Making mixtapes and moving on

An illustration showing a scientist tangled in cables

Source: © M-H Jeeves

Chemistry can ensnare you just as much as a tangled aux cord

I am the designated DJ for my lab. It’s not a position I asked for. In fact, I frequently ask my lab mates to take my aux cord privileges away from me. And yet somehow, for the past two years, I have become basically the only person who uses the speaker system that our PI set up.

I have the power to make my lab mates listen to whatever earworm is currently inhabiting my mind, but I also feel a great deal of pressure to choose music that will be universally pleasing. It fills me with a strange tension every time I go to queue up music on Spotify. I would rather have all my reactions fail than accidentally torment my lab mates with music they don’t enjoy.

I try, subtly, to suss out everyone’s music preferences. Our PI likes late 90s alternative rock. One of the grad students has a fondness for Queen. One of my fellow undergraduates always wears headphones, so I assume her music taste is Norwegian death metal or something equally earsplitting. She refuses to tell me.

My Spotify profile now contains several mixtapes created specifically for the lab. Their names vary from the short and simple ‘lab hype’ to the slightly more self-aware ‘jams for chem nerds’. I try to keep the music on them upbeat and energetic without being overwhelming. Sometimes I’ll sneak in a few songs that are my own inside chemistry related jokes, like Atomic Number by Neko Case or Chemicals React by Aly & AJ. If someone mentions that they like a certain song, even in passing, I add it to the list. It seems to be working – the other day, one of our grad students went out of his way to compliment the playlist of the day. It was the highlight of my week.

Cheesy mixtapes are a hallmark of teenage romance, so what does it mean that I keep crafting these love letters to my lab? I hate working in silence, so some of it is for my own benefit. But even when I’m listening to music by myself in my room, I make a note of songs to add to the playlists that I think my lab mates might enjoy. Maybe it’s just my people-pleasing tendencies. But I have a feeling there’s more to it than that.

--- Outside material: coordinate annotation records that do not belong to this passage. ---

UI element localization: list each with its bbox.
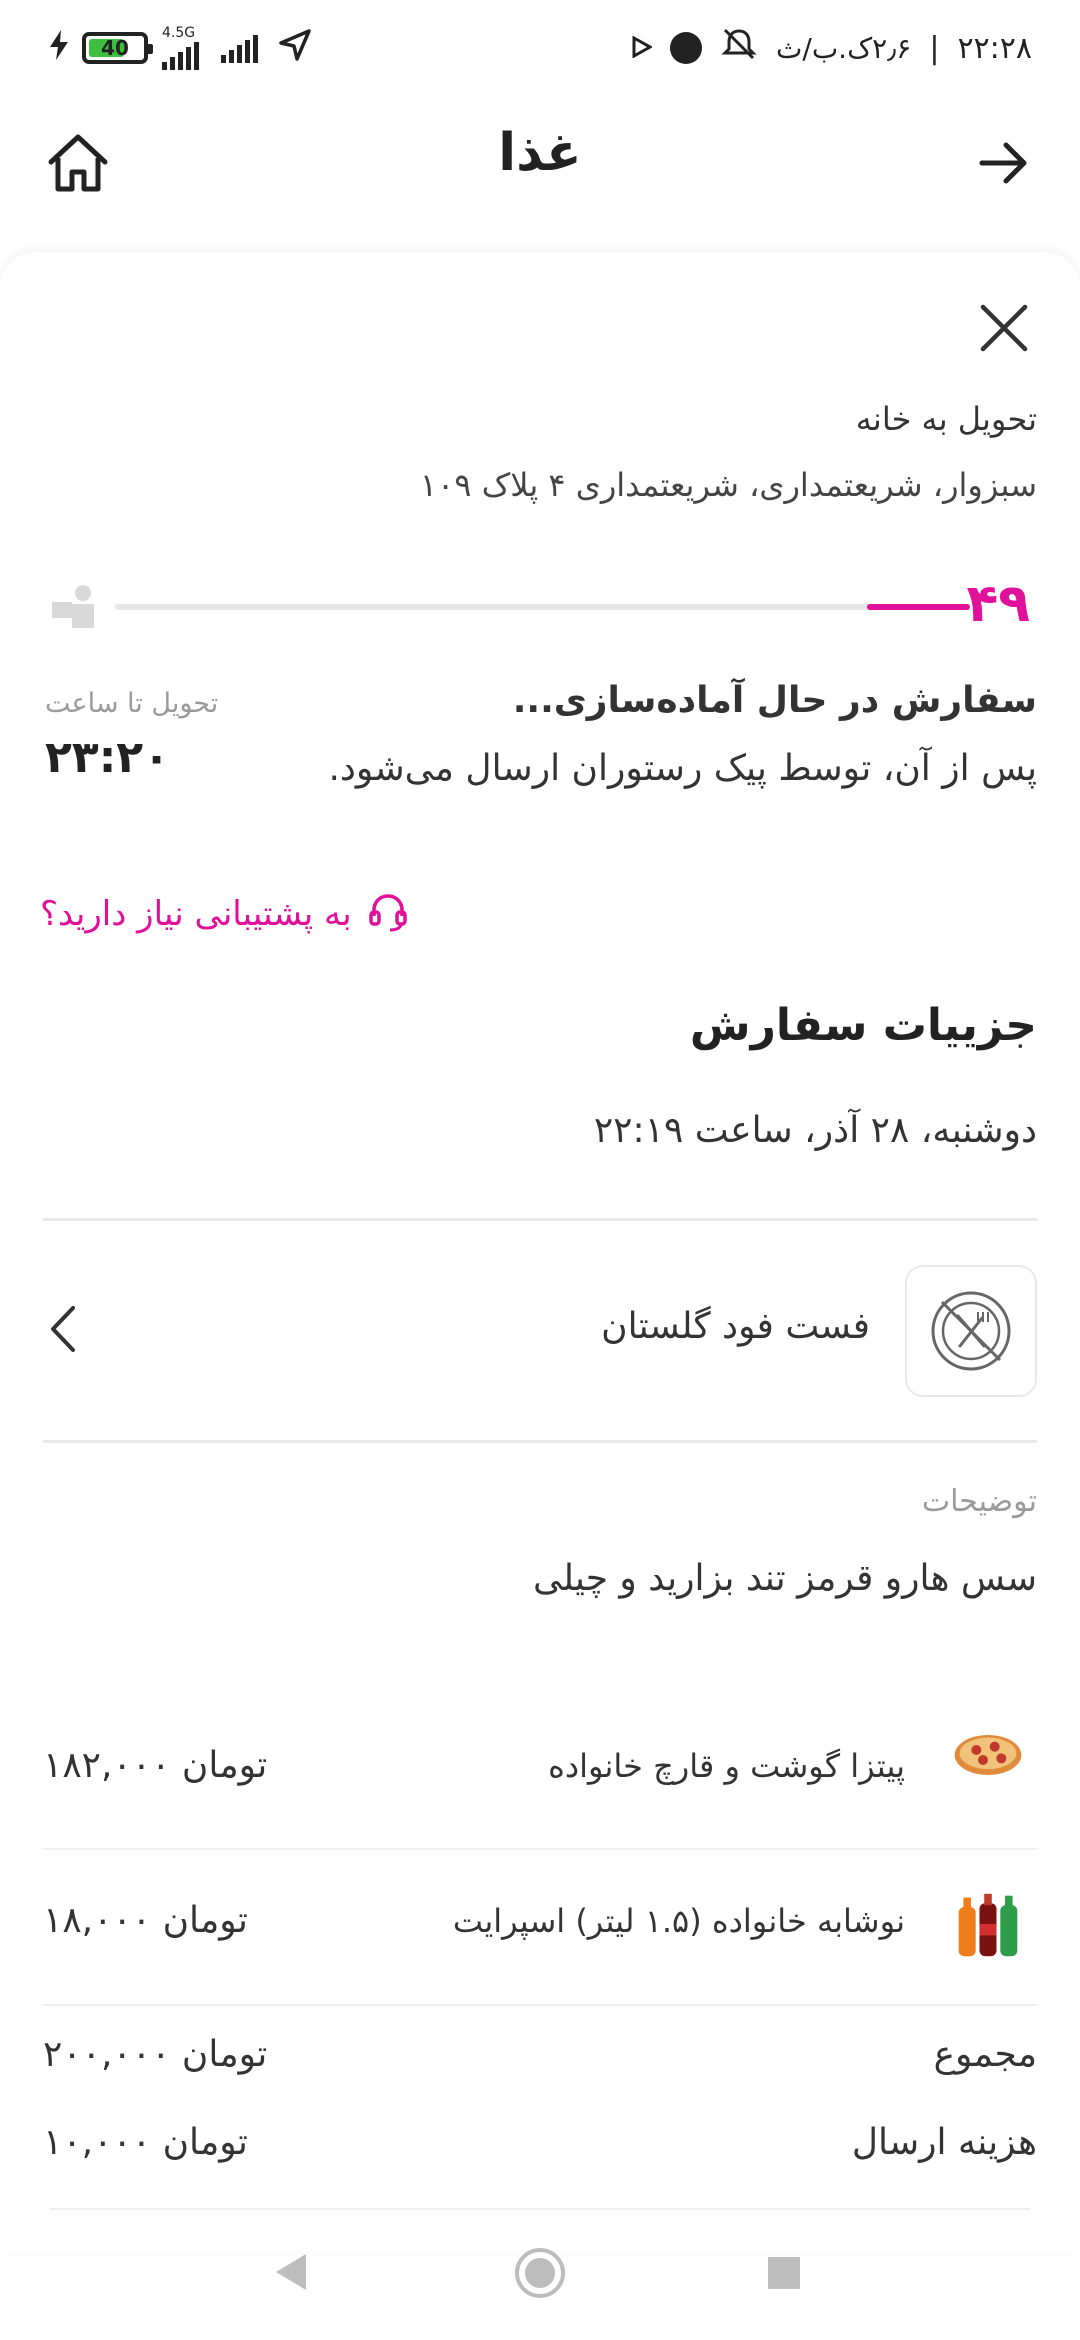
- charging-icon: [50, 30, 68, 66]
- headset-icon: [366, 890, 410, 938]
- nav-recents-icon: [768, 2257, 800, 2289]
- item-name: نوشابه خانواده (۱.۵ لیتر) اسپرایت: [452, 1902, 905, 1940]
- close-icon: [980, 304, 1028, 352]
- nav-back-button[interactable]: [270, 2250, 314, 2298]
- notes-label: توضیحات: [921, 1484, 1037, 1519]
- divider: [43, 2004, 1037, 2006]
- restaurant-row[interactable]: [43, 1240, 1037, 1420]
- delivery-type: تحویل به خانه: [855, 400, 1037, 438]
- order-details-title: جزییات سفارش: [689, 1000, 1037, 1051]
- support-link[interactable]: به پشتیبانی نیاز دارید؟: [40, 890, 410, 938]
- subtotal-label: مجموع: [933, 2034, 1037, 2075]
- pizza-icon: [953, 1720, 1023, 1790]
- status-separator: |: [929, 30, 940, 66]
- nav-home-button[interactable]: [513, 2246, 567, 2304]
- delivery-fee-label: هزینه ارسال: [851, 2122, 1037, 2163]
- nav-home-icon: [515, 2248, 565, 2298]
- status-time: ۲۲:۲۸: [957, 30, 1032, 66]
- soda-bottles-icon: [953, 1890, 1023, 1960]
- signal-icon: [162, 40, 199, 70]
- close-button[interactable]: [964, 288, 1044, 368]
- order-date: دوشنبه، ۲۸ آذر، ساعت ۲۲:۱۹: [593, 1110, 1037, 1151]
- notifications-muted-icon: [720, 25, 758, 71]
- back-button[interactable]: [964, 123, 1044, 203]
- arrow-right-icon: [979, 142, 1027, 184]
- delivery-minutes: ۴۹: [966, 574, 1030, 634]
- courier-icon: [50, 584, 102, 634]
- battery-level: 40: [101, 36, 129, 60]
- chevron-left-icon[interactable]: [48, 1304, 78, 1358]
- delivery-progress-fill: [867, 604, 970, 610]
- signal-icon-2: [221, 33, 258, 63]
- item-price: ۱۸۲,۰۰۰ تومان: [43, 1745, 268, 1786]
- divider: [43, 1848, 1037, 1850]
- restaurant-name: فست فود گلستان: [601, 1306, 870, 1347]
- network-indicator: 4.5G: [162, 26, 199, 70]
- battery-icon: 40: [82, 32, 153, 64]
- status-bar: 40 4.5G ۲۲:۲۸ | ۲٫۶ک.ب/ث: [0, 0, 1080, 95]
- play-icon: [632, 31, 654, 66]
- eta-time: ۲۳:۲۰: [45, 732, 171, 783]
- subtotal-value: ۲۰۰,۰۰۰ تومان: [43, 2034, 268, 2075]
- location-arrow-icon: [278, 28, 312, 68]
- status-bar-right: ۲۲:۲۸ | ۲٫۶ک.ب/ث: [632, 22, 1032, 74]
- network-speed: ۲٫۶ک.ب/ث: [776, 31, 912, 65]
- app-notification-icon: [670, 32, 703, 64]
- network-type: 4.5G: [162, 25, 196, 41]
- delivery-fee-value: ۱۰,۰۰۰ تومان: [43, 2122, 248, 2163]
- divider: [50, 2208, 1030, 2210]
- status-bar-indicators: 40 4.5G: [50, 22, 312, 74]
- restaurant-logo: [905, 1265, 1037, 1397]
- nav-recents-button[interactable]: [766, 2255, 802, 2295]
- support-label: به پشتیبانی نیاز دارید؟: [40, 894, 352, 934]
- order-status-title: سفارش در حال آماده‌سازی...: [512, 680, 1037, 721]
- nav-back-icon: [276, 2254, 306, 2290]
- item-name: پیتزا گوشت و قارچ خانواده: [548, 1747, 905, 1785]
- eta-label: تحویل تا ساعت: [45, 688, 219, 719]
- delivery-address: سبزوار، شریعتمداری، شریعتمداری ۴ پلاک ۱۰…: [419, 466, 1037, 504]
- no-food-icon: [931, 1291, 1011, 1371]
- item-price: ۱۸,۰۰۰ تومان: [43, 1900, 248, 1941]
- delivery-progress-track: [115, 604, 970, 610]
- order-status-subtitle: پس از آن، توسط پیک رستوران ارسال می‌شود.: [328, 748, 1037, 789]
- divider: [43, 1218, 1037, 1221]
- divider: [43, 1440, 1037, 1443]
- page-title: غذا: [498, 123, 582, 183]
- app-header: غذا: [0, 95, 1080, 235]
- notes-text: سس هارو قرمز تند بزارید و چیلی: [532, 1558, 1037, 1599]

Chemistry was not a field I expected to feel at home in. When I entered college I was nervously pre-med, convinced by my high school experiences that Stem subjects weren’t for me. I resolved to major in English and suffer my way through the scientific prerequisites. I never could have predicted the way I ended up falling in love with chemistry. I abandoned both the English department and my medical aspirations to spend all my time in the lab, the one place I had been convinced I would fail in.

The dull roar of the ventilation is a familiar accompaniment to my cheerful playlists

I come into the lab even when I’m not running experiments, just to do homework or talk with my friends or take care of the veritable garden of potted plants I’ve covered the lab windowsills in. My lab desk is covered in photos of my family and friends, postcards and printed out poems, sticky notes with inside jokes written on them, and possibly every NMR I’ve ever printed out. I only ever work here. The desk in my dorm room is covered in dust.

I even come in on weekends sometimes, when no one else is around, just to play my music to the empty room and work on my problem sets. The dull roar of the ventilation is a familiar accompaniment to my cheerful playlists. I’ve found a true home here. An ecological niche, if the biologists don’t mind me borrowing a term of theirs. But, like a hermit crab, I am outgrowing my shell. I have just graduated and will soon move on to other labs, ones where I won’t control the aux cord, ones that might not even have an aux cord at all.

I’ve been applying to jobs in industry, but with the Covid pandemic restricting my ability to travel I have no idea what the atmosphere of the labs I’m trying to join are. I haven’t been able to go anywhere in person. What if my new lab mates don’t like my playlists?

Graduation was always going to be a major transition, even without the pandemic making the process more daunting. How am I supposed to leave my safe, comfortable lab desk, my favorite songs playing softly over the speakers as I write, and walk out into all of this uncertainty? Fortunately, these two years in lab have given me the tools to find the answer.

There’s a new playlist on my Spotify profile now. I’ve named it ‘new beginnings’.